Année C : mercredi de la 23e semaine ordinaire (litco23me.19)
Lc 6, 20-26 ; Col 3,1-11 : pour qui vivons-nous ?
Jésus soulève une question de grande importance. Pour qui vivons-nous ? Non pas pourquoi, mais pour qui vivons-nous ? On peut bien vivre sans «pourquoi», mais peut-on vivre sans «pour qui» ? Corollaire à cette question, une autre est à soulever : de qui suis-je responsable ? C’est dans la réponse à ces deux questions que nous nous trouvons ou pas sur le chemin des béatitudes énoncées par Jésus. Non pas arrivés, mais en chemin.
Deux questions qui portent tout le projet social de Jésus qu’il nomme le royaume. Le bonheur à la manière de Jésus ne sera jamais au prix le plus bas à payer, en le réduisant au minimum. Cette page est un projet audacieux de bonheur. Jésus ne décrit pas seulement ce qu’il espère pour l’avenir. Il le voit déjà se réaliser autour de lui.
Pour qui vivons-nous ? De qui sommes-nous responsables ? Ces deux questions donnent un sens et une saveur à la vie. Elles maintiennent la vie en mode relation, en mode mouvement vers, en mode imitation de Jésus. Nous sommes faits, dit la foi chrétienne, pour vivre dans un mouvement permanent vers l’autre. La question posée à Caïn est incontournable : qu’as-tu fait de ton frère (cf. Gn 4, 9-10) ? Et le Cantique des cantiques (Ct 2, 16) dans un langage lyrique et amoureux tisse le chemin du bonheur : mon amant est pour moi et moi pour lui. Tout est dit.
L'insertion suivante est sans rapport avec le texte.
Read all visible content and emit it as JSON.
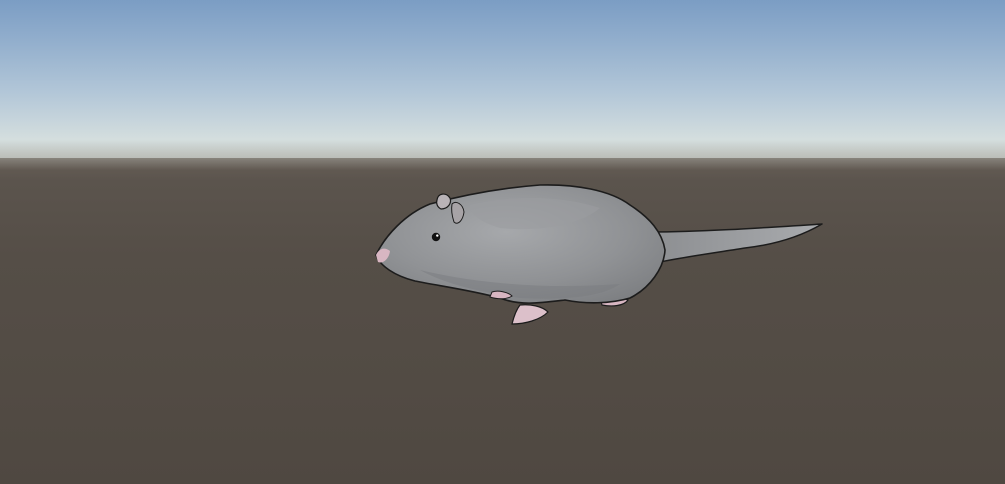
{
  "scene": {
    "subject_icon": "rat-icon",
    "colors": {
      "sky_top": "#7b9dc4",
      "sky_horizon": "#d4dede",
      "ground": "#514a43",
      "rat_fur": "#8e9093",
      "rat_fur_light": "#a5a7aa",
      "rat_pink": "#d8b6c2",
      "outline": "#1c1c1c"
    }
  }
}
Monte en moi ces mots de l’Apocalypse : tu t'imagines: me voilà riche, je me suis enrichi et je n'ai besoin de rien; mais tu ne le vois donc pas: c'est toi qui es malheureux, pitoyable, pauvre, aveugle et nu (Ap 3, 17).
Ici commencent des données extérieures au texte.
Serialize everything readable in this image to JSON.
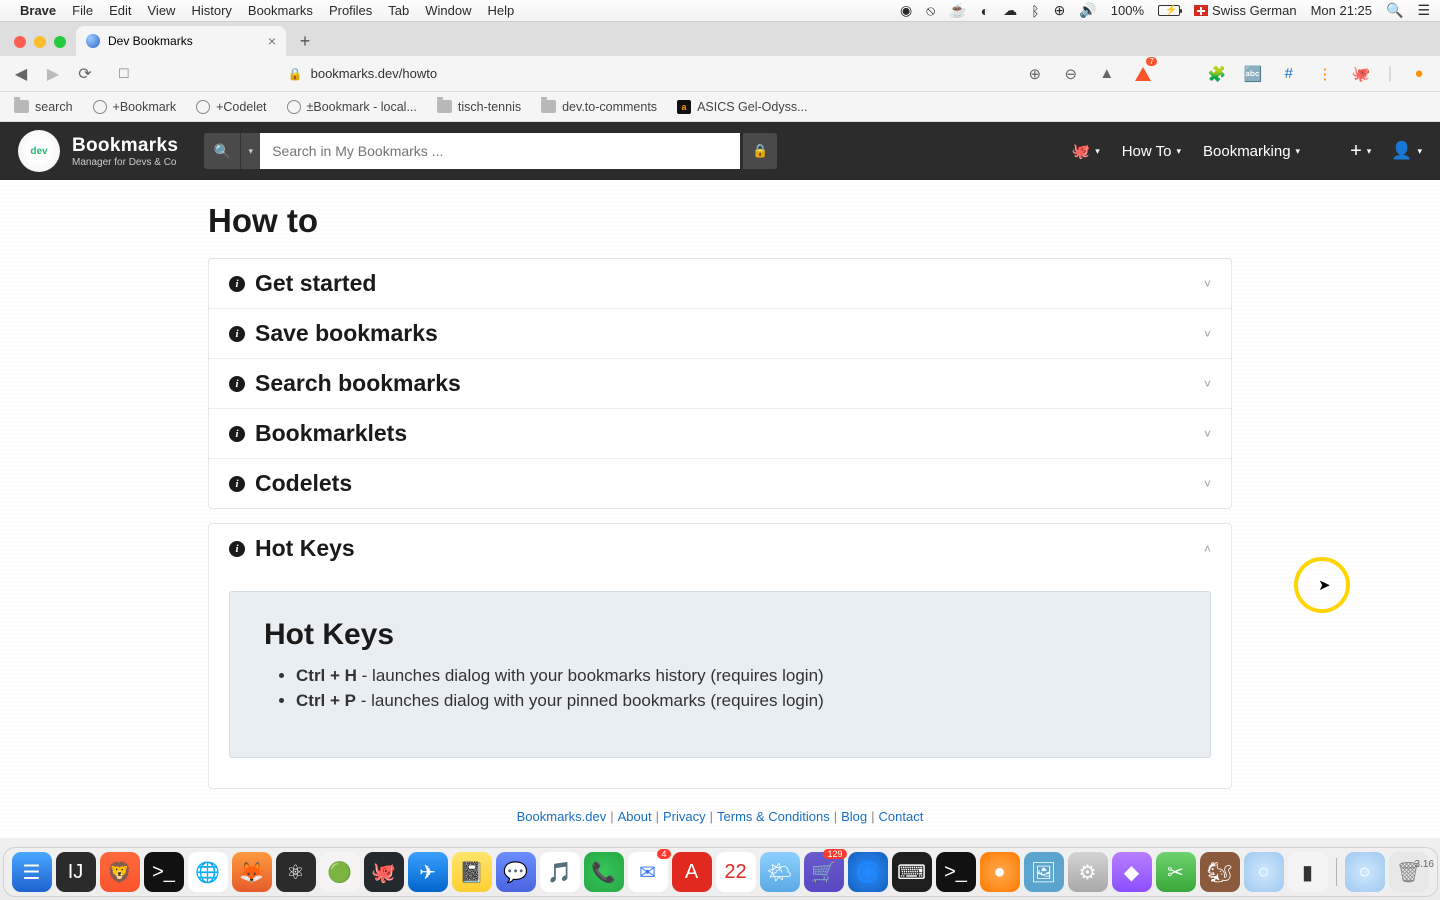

Avec grande lucidité, Jésus reconnait et déclare heureux ceux qui œuvrent à rétablir la justice et vaincre l’iniquité (cf. Ps 10,14-15). Il déclare heureux ceux qui n’aiment pas en paroles ni par des discours, par des actes et en vérité (1 Jn 3, 18), ceux qui répondent aux cris des malheureux aux prix de leur propre bien-être. Ils ont en héritage le royaume de cieux.
N’accusons pas Jésus de ne jamais donner de réponses aux questions fondamentales de la vie. Il y a un proverbe qui dit : l’homme propose et Dieu dispose. Eh bien, c’est le contraire : Dieu propose, et l’homme dispose. Il offre un chemin non hypothétique, non un chemin de rêve, mais un chemin dont il voit déjà les prémisses. À preuve, Jésus offre l’exemple du geste de la veuve et son obole (cf. Lc 21, 1-4) qui sacrifie beaucoup de choses pour privilégier la joie du partage.
Il voit avec évidence quand il décrit la parabole du riche et du pauvre Lazare (cf. Lc 16,19-31) ou celle de cet homme remplissant ses greniers (cf. Lc 12, 13-21), qu’ils vivent sans «pour qui», sans «pour l’autre» et que l’abondance de leur bien ne les rend pas nécessairement heureux. Jésus voit l’arrogance de ceux qui les oppriment (Ps 10, 10).
Quand il s’arrête pour écouter le cri de Bartimée assis le long de la route (cf. Mc 10, 46-52), il souffre d’observer que beaucoup de gens le rabrouent pour le faire taire (v.48), mais se réjouit que le pauvre ne soit pas oublié […], que l’espérance des malheureux ne périt pas à jamais (Ps 9,19).
André CHOURAQUI traduit ce projet évangélique de Jésus par le mot en marche. En marche, les humbles; en marche, les affligés; en marche, les affamés; en marche, ceux qui pleurent. Dans une note en marge du texte, il précise : en hébreu, le mot qu’on traduit habituellement par bienheureux, évoque la rectitude de l’homme en marche sur une route qui va droit vers l’Eternel. Le Coran dit : Conduis-nous sur le chemin de la droiture.
Paul dans la lecture répond à sa manière aux deux questions quand il dit aux Colossiens : vous êtes ressuscités avec le Christ [quand] vous cherchez les choses d’en haut, là où se trouve le Christ. Il les invite comme chemin de bonheur à songer aux choses d’en haut, non à celles de la terre qu’il définit par l’idolâtrie, la cupidité.
À votre contemplation: faisons monter en nos mémoires ces humains, hommes et femmes, dont la vie donnée pour les autres nous fait entendre le roucoulement de la tourterelle (Ct 2,13). Amen.